PART 6. ICOs, Forks & AirDrops
DONT SHARE YOUR PRIVATE KEY
Don’t share your private keys. Don’t share your recovery words.
If you use myetherwallet or mycrypto to participate in ICOs, install CryptoNite, EAL or MetaMask on Chrome. It will warn you if you connect to a scam site.
If you are using online web wallets like myetherwallet, make sure you use bookmark to access the site. Also consider using the offline version: https://myetherwallet.github.io/knowledge-base/offline/running-myetherwallet-locally.html
If you want to participate in an ICO, only trust official announcements and don’t trust anybody who connects you privately. Also when you send ETH, always check the address using etherscan.io. Check if there is any comment on the address. If it’s used for scam, it might have some comments attached. Etherscan also warns you if they flag address as scam address. I would not send ETH if the address has no smart contracts attached. That means you have to fully trust the other party to send you the tokens manually. I also see availability of contract source code for the crowdsale. It’s best practice to share source code, so anyone could verify if the crowd sale is not cheating. Also check if they got audited by third party auditors.
Do not get information solely from ICO website/community site. Check bitcointalk and youtube for others’ opinions before you invest. Investing in ICOs are extremely high risk. Don’t just follow other’s opinion and do your own research(DYOR).
If you want to get forked coins, make sure you have the private key when the fork happens. After the fork, send all funds in the wallet to your different wallet before giving your private key to the forked coin wallet.
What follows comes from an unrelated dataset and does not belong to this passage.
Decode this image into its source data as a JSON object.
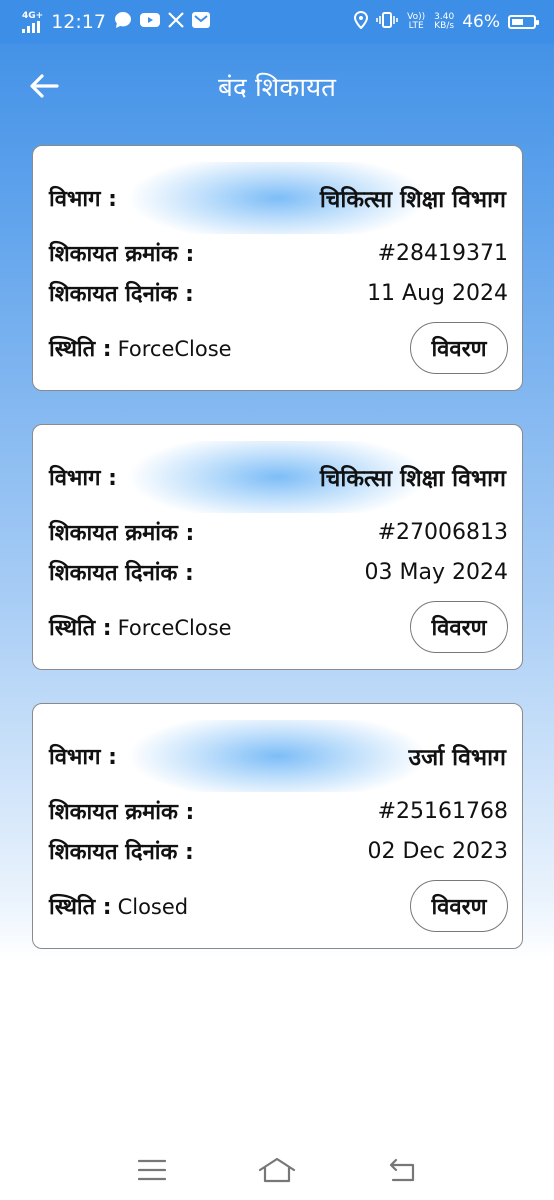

Please see my post on Litecoin Cash for detailed explanation. It should be applicable to any forking situations. Some exchanges offer forked coins if you have original coin on the exchange. But exchanges are not a safe place for your crypto. Don’t deposit in a new/small exchange just to get your forked coins.
There are also many scams related to airdrops. Don’t give them your private key. Installing chrome plugins will also help you identify scams.
Here are two services that check for scams:
- https://www.clearify.io/ : Enter the address and see who owns it.
- http://shamcoin.com/ : List of potential scam ICOs.
Scammers and hackers are busy trying to steal your crypto.
Protect your private key and stay safe.